The advantage of counting sort is it's speed. The disadvantage is the memory requirements when sorting big numbers.
There is a bug in the code:
int[] numOccurence = new int[hand.length];
numOccurence needs to be as long as the highest number in the list (not the number of numbers in the list). Try changing one of the numbers to 15 and you will get an exception.
The code iterates through the given array hand. it takes each value encountered as an index into the array numOccurrence. for each number n in hand, this will happen exactly as often as n occurs in hand, and each time this happens, the nth element of numOccurrence will be incremented.
thus numOccurrence is effectively an array of counters (assuming that the array elements are initialized with 0).
drawbacks of this approach:
the number of counters allocated depends on the magnitude of numbers in your handarray.
if the numbers in your hand array are distributed sparsely, most of the allocated space is never used.
alternative
you could improve the code by sorting hands first. in the sorted array the indexes of all occurrences of a given number are contiguous, so you scan the sorted array once needing a single counter only to compile the frequencies.
First of all the code is wrong. You should set the size of numOccurence array to the max number value from hand array + 1. For example:
int[] hand = {2, 100};
int[] numOccurence[] = new int[101];
(you should obviously find max number programatically)
Now let's take a look at the algorithm.
It takes each number from hand array, treats it as a numOccurence index value and increments number at that index by 1 in hand array.
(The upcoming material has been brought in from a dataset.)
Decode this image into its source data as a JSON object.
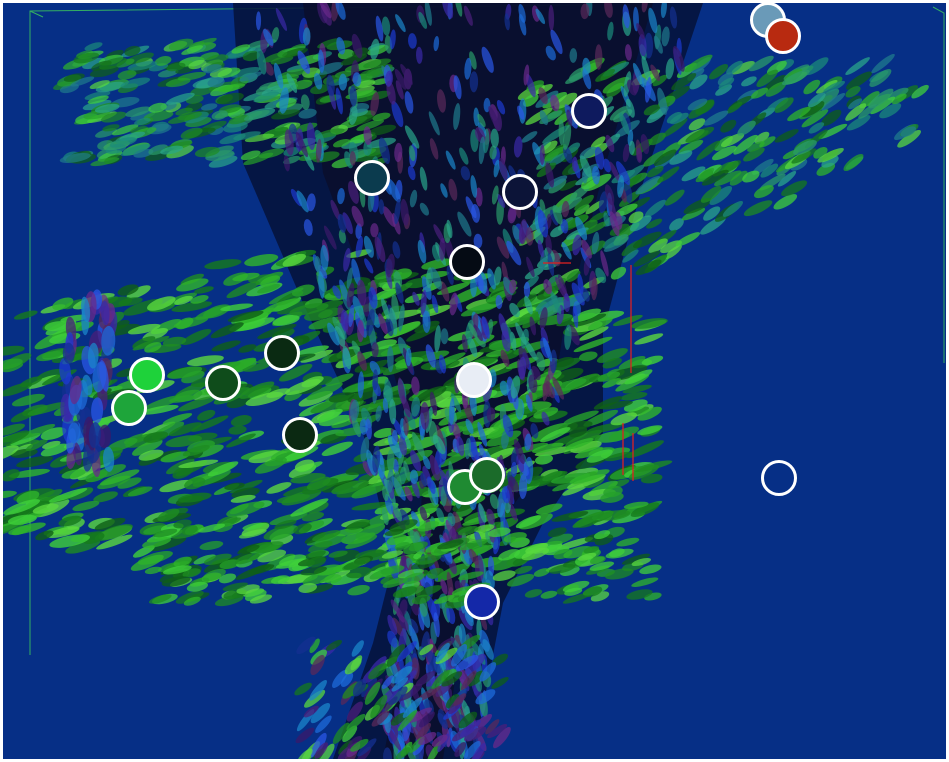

Note that all elements of numOccurence array are 0 by default at the beginning.
int[] hand = {2, 4, 3, 2, 4};
int[] numOccurence = new int[5];
Steps:
i = 0 (nothing happens, because there is no 0 in hand array)
i = 1 (same situation as for 0)
i = 2 (there are two 2 numbers in hand array, so we do operation numOccurence[2] += 1 twice, which in result gives 0 + 1 + 1 = 2. So we got numOccurence[2] = 2)
it continues for all numbers from 0 to max number from hand array (here: 100).